JamesLim-sy commented 3 weeks ago

I noticed hopper cluster setting may have a chance to optimize the performance of batch_decode by merging VariableLengthMergeStates with BatchDecodeWithPagedKVCacheKernel. Is there any plan to use SM90 features for it ?

zhyncs commented 3 weeks ago

Is there any plan to use SM90 features for it?

ref https://github.com/flashinfer-ai/flashinfer/pull/507#issue-2547125600

yzh119 commented 3 weeks ago

Hi @JamesLim-sy , if I understand it correctly, I think what you mean is that using some SM for decode and some other SM within the same cluster for merge states to use distributed shared memory, is that correct?
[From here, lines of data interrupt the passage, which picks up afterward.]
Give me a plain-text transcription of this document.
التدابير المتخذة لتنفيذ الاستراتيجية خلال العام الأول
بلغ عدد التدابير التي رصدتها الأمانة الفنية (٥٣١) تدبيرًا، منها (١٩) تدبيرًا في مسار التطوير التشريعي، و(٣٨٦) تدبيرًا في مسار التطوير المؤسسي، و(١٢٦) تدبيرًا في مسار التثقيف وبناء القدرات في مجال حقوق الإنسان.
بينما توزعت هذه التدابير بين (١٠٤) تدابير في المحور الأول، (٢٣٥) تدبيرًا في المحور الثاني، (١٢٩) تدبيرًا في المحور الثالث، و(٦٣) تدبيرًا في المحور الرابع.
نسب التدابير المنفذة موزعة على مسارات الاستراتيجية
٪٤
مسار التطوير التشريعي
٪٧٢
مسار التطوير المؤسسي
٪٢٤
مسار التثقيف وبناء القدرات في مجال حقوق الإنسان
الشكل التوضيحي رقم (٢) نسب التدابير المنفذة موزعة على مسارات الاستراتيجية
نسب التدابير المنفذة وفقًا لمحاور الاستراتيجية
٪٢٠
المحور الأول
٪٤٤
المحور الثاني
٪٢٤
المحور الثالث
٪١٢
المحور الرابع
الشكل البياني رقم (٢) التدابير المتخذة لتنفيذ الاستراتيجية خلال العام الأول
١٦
I think it's doable, but after the landing of new scheduler, the number of states to be merged can be further reduced so I'm not clear how much advantage this optimization could bring.
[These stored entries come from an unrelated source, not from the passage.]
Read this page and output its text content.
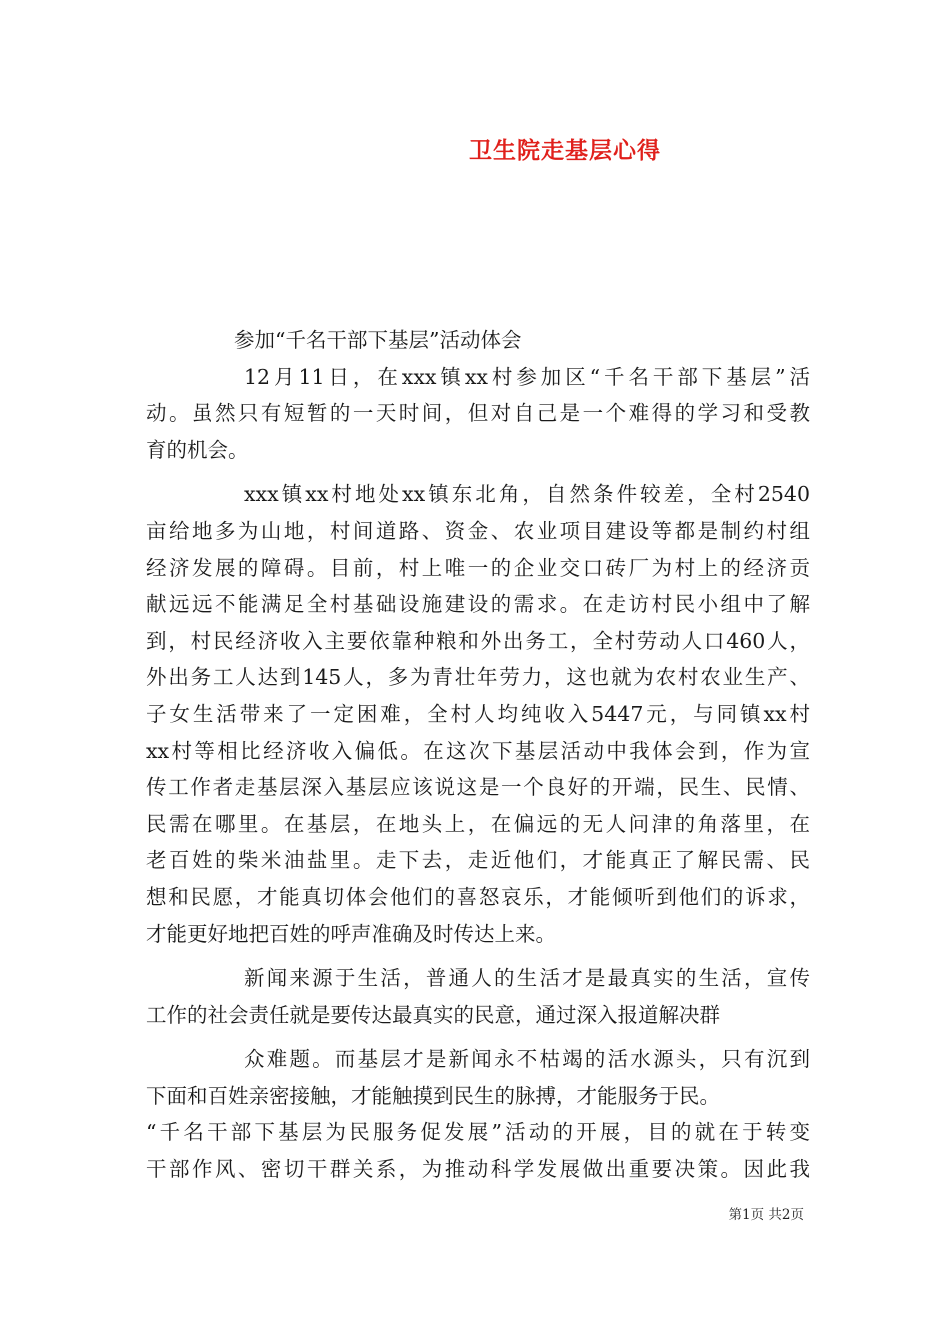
卫生院走基层心得
参加“千名干部下基层”活动体会
12月11日，在xxx镇xx村参加区“千名干部下基层”活
动。虽然只有短暂的一天时间，但对自己是一个难得的学习和受教
育的机会。
xxx镇xx村地处xx镇东北角，自然条件较差，全村2540
亩给地多为山地，村间道路、资金、农业项目建设等都是制约村组
经济发展的障碍。目前，村上唯一的企业交口砖厂为村上的经济贡
献远远不能满足全村基础设施建设的需求。在走访村民小组中了解
到，村民经济收入主要依靠种粮和外出务工，全村劳动人口460人，
外出务工人达到145人，多为青壮年劳力，这也就为农村农业生产、
子女生活带来了一定困难，全村人均纯收入5447元，与同镇xx村
xx村等相比经济收入偏低。在这次下基层活动中我体会到，作为宣
传工作者走基层深入基层应该说这是一个良好的开端，民生、民情、
民需在哪里。在基层，在地头上，在偏远的无人问津的角落里，在
老百姓的柴米油盐里。走下去，走近他们，才能真正了解民需、民
想和民愿，才能真切体会他们的喜怒哀乐，才能倾听到他们的诉求，
才能更好地把百姓的呼声准确及时传达上来。
新闻来源于生活，普通人的生活才是最真实的生活，宣传
工作的社会责任就是要传达最真实的民意，通过深入报道解决群
众难题。而基层才是新闻永不枯竭的活水源头，只有沉到
下面和百姓亲密接触，才能触摸到民生的脉搏，才能服务于民。
“千名干部下基层为民服务促发展”活动的开展，目的就在于转变
干部作风、密切干群关系，为推动科学发展做出重要决策。因此我
第1页 共2页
JamesLim-sy commented 2 weeks ago

Hi @JamesLim-sy , if I understand it correctly, I think what you mean is that using some SM for decode and some other SM within the same cluster for merge states to use distributed shared memory, is that correct? I think it's doable, but after the landing of new scheduler, the number of states to be merged can be further reduced so I'm not clear how much advantage this optimization could bring.

@yzh119 Yes, after my profiling, time cost by merge_stats kernel occupied around 10% of whole time cost by total decode_attention operation including batch_decode and merge_stats. Also, i think introduction of cluster may shrink the memory allocation for lse in some cases.